Per-CPU Data: Lock-Free Per-Core State

Some kernel data is naturally per-core (e.g., run-queue statistics, per-CPU counters). Sharing one variable across all CPUs requires locking. Per-CPU variables give each core its own private copy:

Internally, per-CPU variables are arrays indexed by CPU number. The API is defined in include/linux/percpu.h:

// Define a per-CPU integer
DEFINE_PER_CPU(int, my_counter);

// Access (must be in preempt-disabled section)
int val = get_cpu_var(my_counter);
my_counter = val + 1;
put_cpu_var(my_counter);

get_cpu_var disables preemption (to prevent migration to another core mid-access) and returns a reference to the current CPU's copy.
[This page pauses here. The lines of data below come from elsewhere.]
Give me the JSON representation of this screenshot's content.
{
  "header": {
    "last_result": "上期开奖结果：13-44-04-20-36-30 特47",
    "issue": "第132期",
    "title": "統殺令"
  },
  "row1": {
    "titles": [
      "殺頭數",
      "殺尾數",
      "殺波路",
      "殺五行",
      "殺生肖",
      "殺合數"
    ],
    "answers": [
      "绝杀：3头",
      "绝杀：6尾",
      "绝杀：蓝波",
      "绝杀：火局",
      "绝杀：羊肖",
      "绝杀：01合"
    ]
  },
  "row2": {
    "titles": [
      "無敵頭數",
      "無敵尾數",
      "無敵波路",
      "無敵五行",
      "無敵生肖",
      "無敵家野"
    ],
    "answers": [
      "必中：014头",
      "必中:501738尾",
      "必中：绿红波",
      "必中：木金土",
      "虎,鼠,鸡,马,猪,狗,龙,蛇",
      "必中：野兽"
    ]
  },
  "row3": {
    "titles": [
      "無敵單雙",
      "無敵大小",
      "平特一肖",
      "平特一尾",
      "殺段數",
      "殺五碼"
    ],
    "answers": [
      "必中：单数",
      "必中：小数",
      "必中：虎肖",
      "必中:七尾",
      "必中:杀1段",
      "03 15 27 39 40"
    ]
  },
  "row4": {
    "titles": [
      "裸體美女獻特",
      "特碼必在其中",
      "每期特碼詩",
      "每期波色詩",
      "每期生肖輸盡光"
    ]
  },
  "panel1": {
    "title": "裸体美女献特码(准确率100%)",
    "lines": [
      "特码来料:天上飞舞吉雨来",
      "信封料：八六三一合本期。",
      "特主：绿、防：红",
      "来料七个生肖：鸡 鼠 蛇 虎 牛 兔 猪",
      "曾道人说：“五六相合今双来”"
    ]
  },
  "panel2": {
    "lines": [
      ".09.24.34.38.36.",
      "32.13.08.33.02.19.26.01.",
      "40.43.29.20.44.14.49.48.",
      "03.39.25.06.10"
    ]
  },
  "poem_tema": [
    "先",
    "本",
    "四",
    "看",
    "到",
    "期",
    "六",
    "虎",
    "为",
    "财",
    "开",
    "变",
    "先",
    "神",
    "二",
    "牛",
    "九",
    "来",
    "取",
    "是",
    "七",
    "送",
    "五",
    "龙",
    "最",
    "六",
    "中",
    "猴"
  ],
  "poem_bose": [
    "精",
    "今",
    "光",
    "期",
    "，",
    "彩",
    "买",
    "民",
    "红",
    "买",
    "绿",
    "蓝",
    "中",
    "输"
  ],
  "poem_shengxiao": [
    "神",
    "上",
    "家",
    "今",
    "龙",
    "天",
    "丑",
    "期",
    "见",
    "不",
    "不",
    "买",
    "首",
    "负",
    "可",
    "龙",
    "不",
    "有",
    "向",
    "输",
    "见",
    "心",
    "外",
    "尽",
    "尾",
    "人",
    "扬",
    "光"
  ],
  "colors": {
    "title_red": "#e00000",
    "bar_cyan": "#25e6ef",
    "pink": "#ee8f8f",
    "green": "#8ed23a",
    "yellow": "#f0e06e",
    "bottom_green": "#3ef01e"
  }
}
Always pair it with put_cpu_var.


Key Takeaways

  1. struct page tracks every physical page; it's the foundation of all memory management.
  2. Zones (DMA, Normal, HighMem) reflect hardware constraints; the allocator picks the right zone automatically when you use the correct gfp_t flag.
  3. Use GFP_KERNEL in process context, GFP_ATOMIC in interrupt/spinlock context—never sleep in atomic context.
  4. kmalloc gives physically contiguous memory and is the default; vmalloc gives virtually contiguous memory for large allocations that don't need DMA.
  5. The slab allocator makes frequent allocation/deallocation of fixed-size structs fast through object caching—always prefer a dedicated cache over repeated kmalloc for hot paths.
  6. Per-CPU variables eliminate locking overhead for truly per-core state; always access them with preemption disabled.

Practice

  1. On a machine with 8 GB of RAM and 4 KB pages, approximately how much memory does the kernel reserve for struct page objects (at 64 bytes each)?
  2. Which gfp_t type flag must you use when allocating memory from within an interrupt handler?
  3. A kernel developer needs to allocate a 64 MB buffer that will NOT be used for DMA. Which allocator is the best choice?
  4. Which slab allocator flag should you set to detect buffer overruns that write past the end of an allocated object?
  5. On x86-32 Linux, physical memory above which boundary is placed in ZONE_HIGHMEM and requires temporary mapping before the kernel can access it?
  6. Explain why get_zeroed_page() should be used instead of a plain page allocation when the page will be handed to a user-space process.
  7. Describe how the buddy allocator prevents external memory fragmentation, and give one downside of its approach.
  8. A kernel module allocates many instances of struct my_node throughout its lifetime. Why is creating a dedicated slab cache better than calling kmalloc(sizeof(struct my_node), GFP_KERNEL) each time?
  9. A filesystem driver calls kmalloc(size, GFP_KERNEL) while holding no locks and running in process context. Inside that allocation path the kernel tries to reclaim memory by writing dirty pages to disk. Which flag change would prevent the kernel from initiating disk I/O during this reclaim attempt, while still allowing the allocation to block?
  10. A developer writes code that increments a global counter from multiple CPUs using a per-CPU variable. They notice the global total is sometimes incorrect when they sum the per-CPU values. What are the two things they must do correctly to read the per-CPU variable safely, and why?